Taskin Quagliani is a PhD candidate currently working on the ERC project ‘Making Sense of Communities of Arms’ (ARMIES) where she will be conducting ethnographic research into the embodied usage of firearms in sporting and recreational associations in South Africa. For more information about her scholarly work, visit her UU employment page.

Contact details
Email: t.r.quagliani@uu.nl

Q1: What is your background and how did you come to this project?
Having completed my bachelor’s degree in Sociology from the University of Amsterdam and a master’s degree in organisational anthropology from Vrije Universiteit Amsterdam, my academic training has focused on ethnographic approaches to studying social relations, everyday practices, and gender norms in institutional and cultural contexts. After completing my bachelor’s degree, my advisor sat me down and said to me: “while you are graduating as a sociology major, you are a natural ethnographer, an anthropologist!”, and the rest, as they say, is history.

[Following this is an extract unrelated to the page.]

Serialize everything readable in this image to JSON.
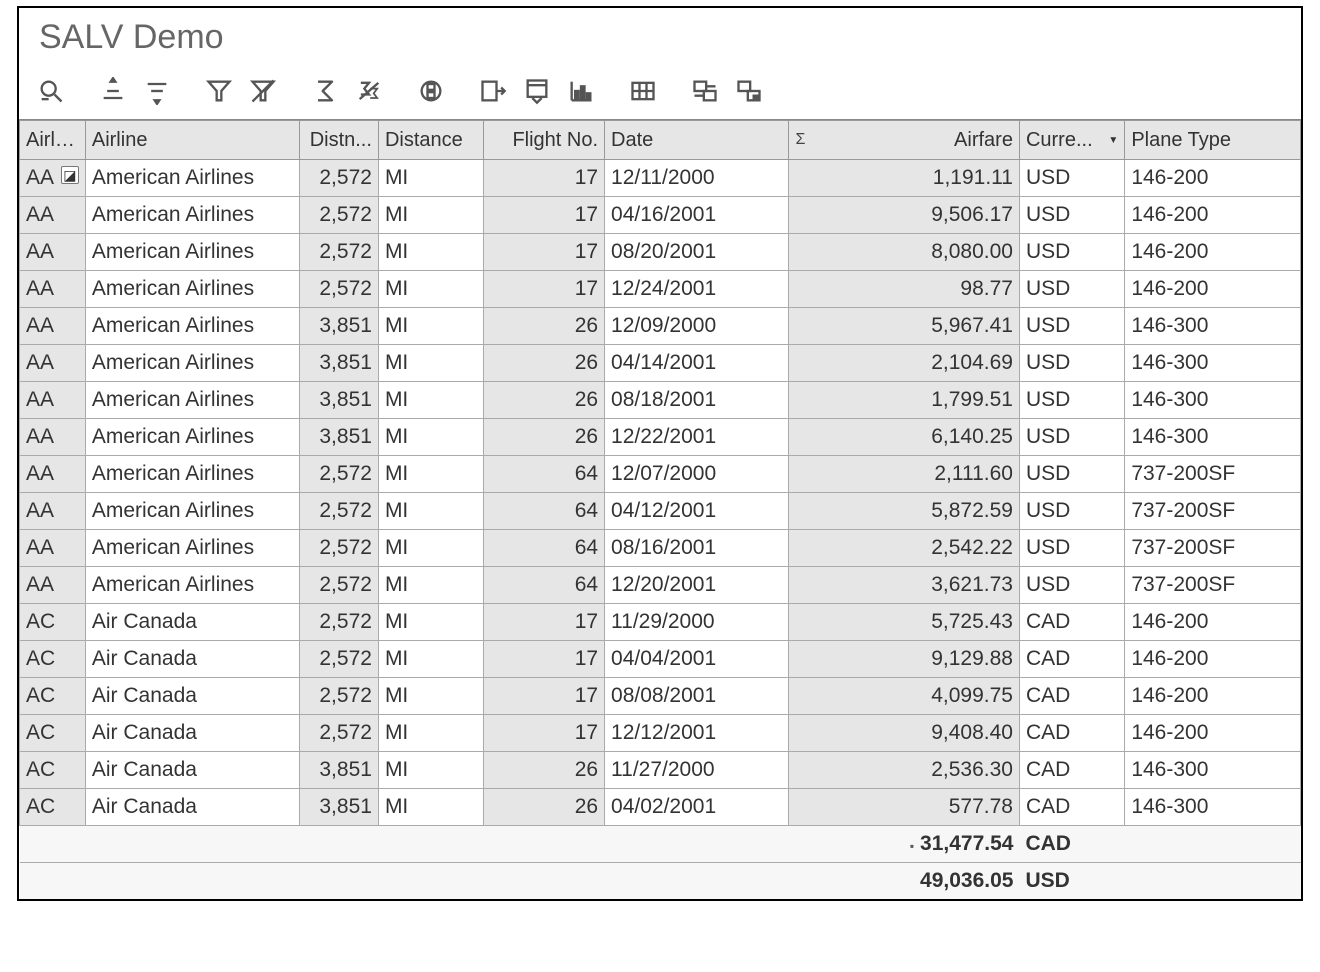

Q2: What kind of questions drive your research?
With my prior research dealing with gender norms in the context of gender-based violence and online live-streaming platforms, I am interested in how individuals perform gender in the context of the shooting range, how these performances are embodied, which bodies are marked as ‘other’ in these spaces and what role the firearm plays in identity formation. In South Africa, firearms are synonymous with violence and criminal activity, however, I believe there is a lot to learn from looking at drivers for firearm ownership in everyday, recreational settings and practices. Zooming in on these firearm communities provides a unique window to understand how people engage through and with the firearm in these environments.

Q3: What are your 3 most essential fieldwork items?
Being a newbie to the field of ethnographic fieldwork, my two best friends have been the classic pairing; pen and paper (or pencil and paper in some cases). A third essential, particularly for this fieldwork and even more important for the shooting range, are my protective earmuffs.